Equipment The right equipment plays a big part in serving some tasty, regular shaped pancakes. A good non-stick pan is your best friend, or a flat griddle to sit on top of the cooker over a couple of rings so that you can make more of the American version in one go. Other helpful items are:
• A sturdy bowl with a silicone base (to stop it sliding around) with very useful measure marks on the inside in both cups and litres. A strong handle and pouring spout also makes life so easy for pouring the batter and not slopping it everywhere. Alternatively, an actual ‘batter dispenser’ which will only dispense the right amount of batter at a time.
• A good strong whisk with a strong handle (silicone handles are good to grip too).
• Now the crux of the matter and what most people have fear or – flipping pancakes. No need to fear if you have a flexible pancake turner, which will enable you to flip and not slip! Nobody wants pancakes stuck to the ceiling or the floor.

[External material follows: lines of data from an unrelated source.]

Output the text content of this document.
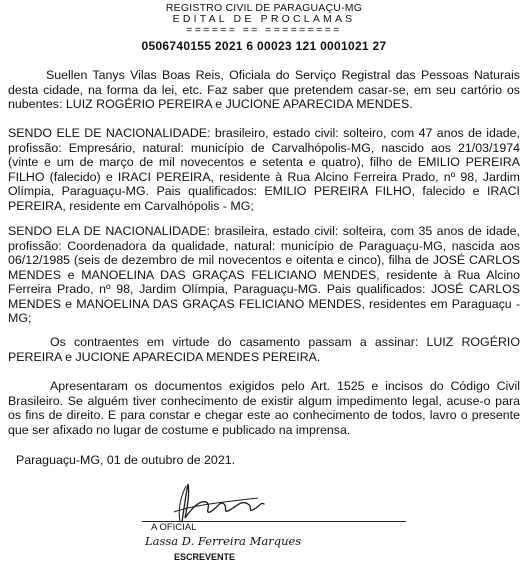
REGISTRO CIVIL DE PARAGUAÇU-MG
EDITAL DE PROCLAMAS
====== == =========
0506740155 2021 6 00023 121 0001021 27

Suellen Tanys Vilas Boas Reis, Oficiala do Serviço Registral das Pessoas Naturais desta cidade, na forma da lei, etc. Faz saber que pretendem casar-se, em seu cartório os nubentes: LUIZ ROGÉRIO PEREIRA e JUCIONE APARECIDA MENDES.

SENDO ELE DE NACIONALIDADE: brasileiro, estado civil: solteiro, com 47 anos de idade, profissão: Empresário, natural: município de Carvalhópolis-MG, nascido aos 21/03/1974 (vinte e um de março de mil novecentos e setenta e quatro), filho de EMILIO PEREIRA FILHO (falecido) e IRACI PEREIRA, residente à Rua Alcino Ferreira Prado, nº 98, Jardim Olímpia, Paraguaçu-MG. Pais qualificados: EMILIO PEREIRA FILHO, falecido e IRACI PEREIRA, residente em Carvalhópolis - MG;

SENDO ELA DE NACIONALIDADE: brasileira, estado civil: solteira, com 35 anos de idade, profissão: Coordenadora da qualidade, natural: município de Paraguaçu-MG, nascida aos 06/12/1985 (seis de dezembro de mil novecentos e oitenta e cinco), filha de JOSÉ CARLOS MENDES e MANOELINA DAS GRAÇAS FELICIANO MENDES, residente à Rua Alcino Ferreira Prado, nº 98, Jardim Olímpia, Paraguaçu-MG. Pais qualificados: JOSÉ CARLOS MENDES e MANOELINA DAS GRAÇAS FELICIANO MENDES, residentes em Paraguaçu - MG;

Os contraentes em virtude do casamento passam a assinar: LUIZ ROGÉRIO PEREIRA e JUCIONE APARECIDA MENDES PEREIRA.

Apresentaram os documentos exigidos pelo Art. 1525 e incisos do Código Civil Brasileiro. Se alguém tiver conhecimento de existir algum impedimento legal, acuse-o para os fins de direito. E para constar e chegar este ao conhecimento de todos, lavro o presente que ser afixado no lugar de costume e publicado na imprensa.

Paraguaçu-MG, 01 de outubro de 2021.
A OFICIAL
Lassa D. Ferreira Marques
ESCREVENTE
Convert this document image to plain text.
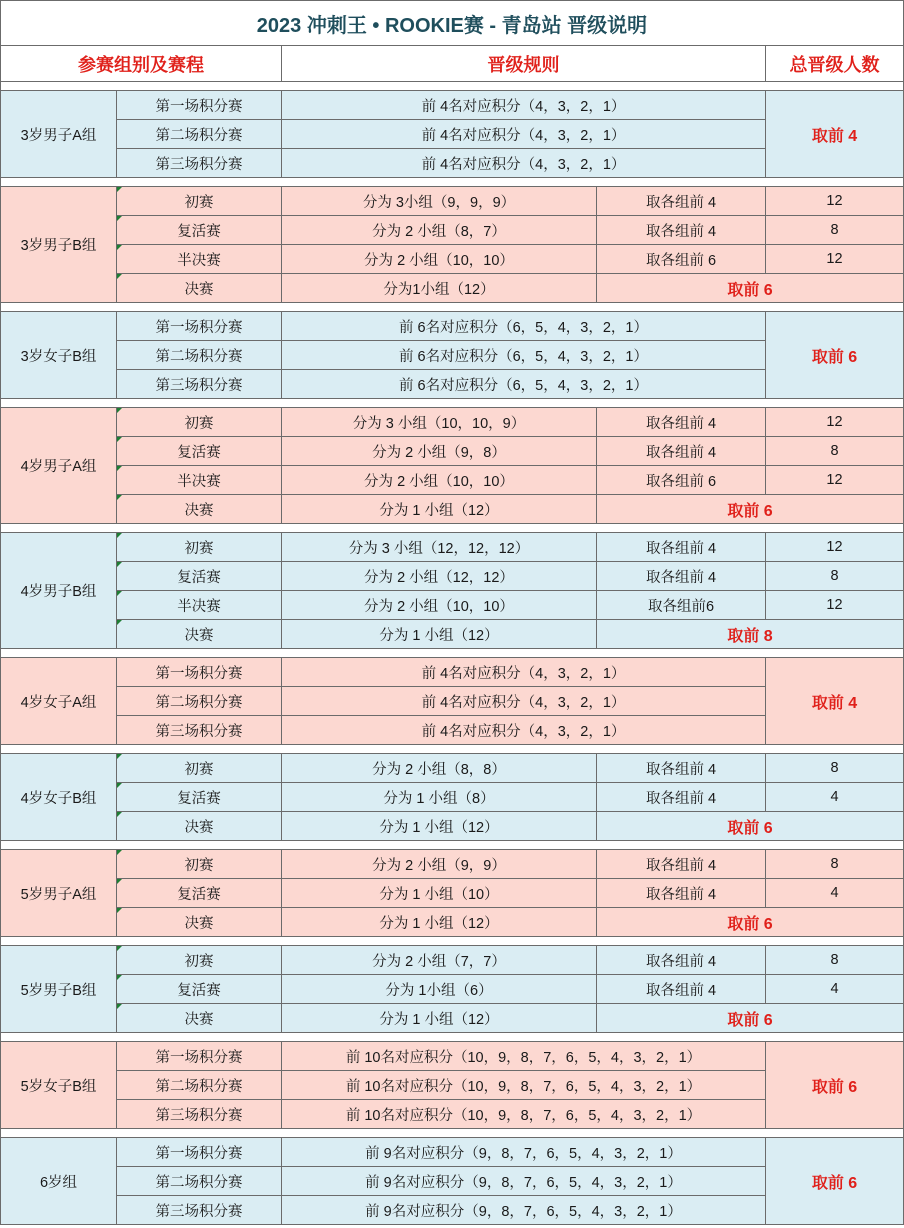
2023 冲刺王 • ROOKIE赛 - 青岛站 晋级说明
参赛组别及赛程	晋级规则	总晋级人数
3岁男子A组
第一场积分赛	前 4名对应积分（4，3，2，1）
第二场积分赛	前 4名对应积分（4，3，2，1）
第三场积分赛	前 4名对应积分（4，3，2，1）
取前 4
3岁男子B组
初赛	分为 3小组（9，9，9）	取各组前 4	12
复活赛	分为 2 小组（8，7）	取各组前 4	8
半决赛	分为 2 小组（10，10）	取各组前 6	12
决赛	分为1小组（12）	取前 6
3岁女子B组
第一场积分赛	前 6名对应积分（6，5，4，3，2，1）
第二场积分赛	前 6名对应积分（6，5，4，3，2，1）
第三场积分赛	前 6名对应积分（6，5，4，3，2，1）
取前 6
4岁男子A组
初赛	分为 3 小组（10，10，9）	取各组前 4	12
复活赛	分为 2 小组（9，8）	取各组前 4	8
半决赛	分为 2 小组（10，10）	取各组前 6	12
决赛	分为 1 小组（12）	取前 6
4岁男子B组
初赛	分为 3 小组（12，12，12）	取各组前 4	12
复活赛	分为 2 小组（12，12）	取各组前 4	8
半决赛	分为 2 小组（10，10）	取各组前6	12
决赛	分为 1 小组（12）	取前 8
4岁女子A组
第一场积分赛	前 4名对应积分（4，3，2，1）
第二场积分赛	前 4名对应积分（4，3，2，1）
第三场积分赛	前 4名对应积分（4，3，2，1）
取前 4
4岁女子B组
初赛	分为 2 小组（8，8）	取各组前 4	8
复活赛	分为 1 小组（8）	取各组前 4	4
决赛	分为 1 小组（12）	取前 6
5岁男子A组
初赛	分为 2 小组（9，9）	取各组前 4	8
复活赛	分为 1 小组（10）	取各组前 4	4
决赛	分为 1 小组（12）	取前 6
5岁男子B组
初赛	分为 2 小组（7，7）	取各组前 4	8
复活赛	分为 1小组（6）	取各组前 4	4
决赛	分为 1 小组（12）	取前 6
5岁女子B组
第一场积分赛	前 10名对应积分（10，9，8，7，6，5，4，3，2，1）
第二场积分赛	前 10名对应积分（10，9，8，7，6，5，4，3，2，1）
第三场积分赛	前 10名对应积分（10，9，8，7，6，5，4，3，2，1）
取前 6
6岁组
第一场积分赛	前 9名对应积分（9，8，7，6，5，4，3，2，1）
第二场积分赛	前 9名对应积分（9，8，7，6，5，4，3，2，1）
第三场积分赛	前 9名对应积分（9，8，7，6，5，4，3，2，1）
取前 6
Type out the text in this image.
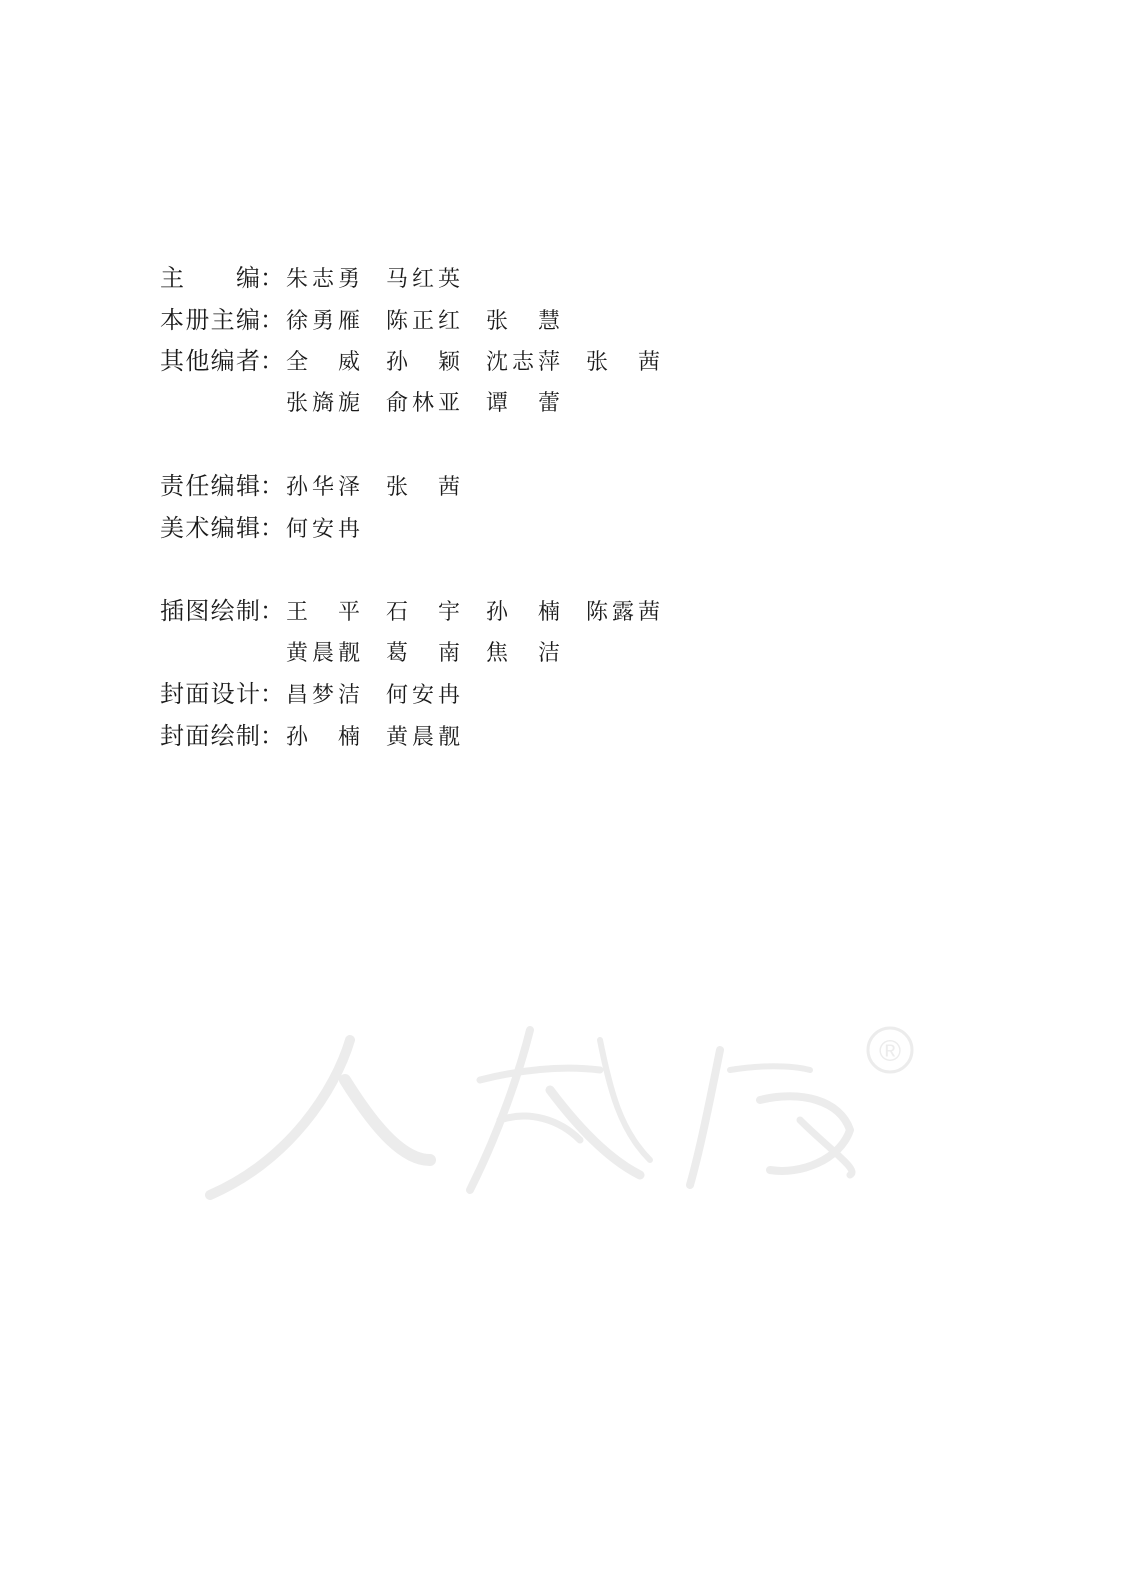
主 编 ： 朱 志 勇 马 红 英
本 册 主 编 ： 徐 勇 雁 陈 正 红 张 慧
其 他 编 者 ： 全 威 孙 颖 沈 志 萍 张 茜
张 旖 旎 俞 林 亚 谭 蕾
责 任 编 辑 ： 孙 华 泽 张 茜
美 术 编 辑 ： 何 安 冉
插 图 绘 制 ： 王 平 石 宇 孙 楠 陈 露 茜
黄 晨 靓 葛 南 焦 洁
封 面 设 计 ： 昌 梦 洁 何 安 冉
封 面 绘 制 ： 孙 楠 黄 晨 靓
®
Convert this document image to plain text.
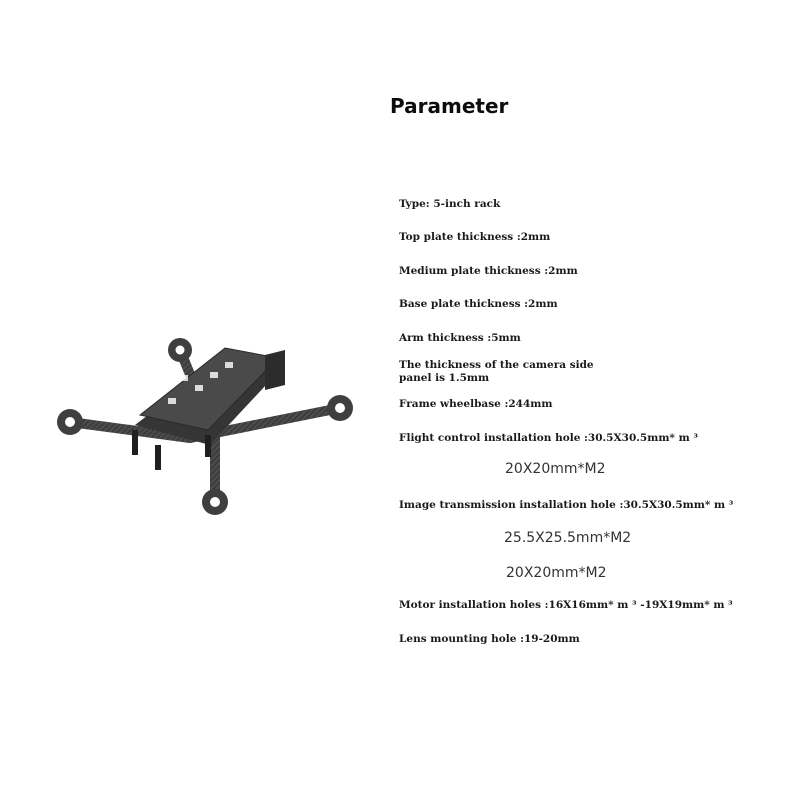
Parameter
Type: 5-inch rack
Top plate thickness :2mm
Medium plate thickness :2mm
Base plate thickness :2mm
Arm thickness :5mm
The thickness of the camera side panel is 1.5mm
Frame wheelbase :244mm
Flight control installation hole :30.5X30.5mm* m ³
20X20mm*M2
Image transmission installation hole :30.5X30.5mm* m ³
25.5X25.5mm*M2
20X20mm*M2
Motor installation holes :16X16mm* m ³ -19X19mm* m ³
Lens mounting hole :19-20mm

Many companies sell ‘pancake packages’ so you can buy all necessary and effortless equipment for a good price all at the same time, and they can be useful for making all other kinds of dishes. Check out the Oxo Good Grips range, really sturdy and reliable and very user friendly, ever for pancake haters!
Easy Basic Pancake Batter
This recipe is for the English version, normally served with a squeeze of lemon and a sprinkle of caster sugar, or chocolate sauce. Try them with some burst blueberries or diced strawberries to make them that little bit ‘healthier’. This version is an adaptation of the doyenne of all things sweet and savoury, Mary Berry.
Serves: 12 thin pancakes
Preparation Time: 5 minutes
Cook Time: Around 1½ minutes per pancake
125g plain flour
1 egg and 1 yolk
A little vegetable oil, or melted butter
Method: Sift 125g plain flour into a bowl and make a well in the middle. Whisk together one egg, one egg yolk and a little milk taken from the 300ml, then pour into the well. Whisk with a little of the flour.
Gradually whisk in half of the remaining milk, drawing in the rest of the flour a little at a time, to make a smooth batter. Add remaining milk, stir. Cover and leave to stand for about 30 minutes.
Heat the frying pan and brush with a little melted butter or oil.
Ladle 2 or 3tbsp of batter into the pan and gently tilt the pan to spread the batter evenly.
Cook the pancake over a medium-high heat for 45-60 seconds until small holes appear on the surface. Check the underside is lightly browned and the edge has started to curl. Loosen the pancake and turn it over by tossing or flipping it. Cook the other side for about 30 seconds until golden. Slide the pancake out of the pan and onto a warm plate.
Heat and lightly grease the pan again before making the next pancake. Serve the pancakes as they are made, or stack them on a plate and reheat before serving. (If the pancakes are hot when you stack them they will not stick together; there is no need to interleave them with greaseproof paper.)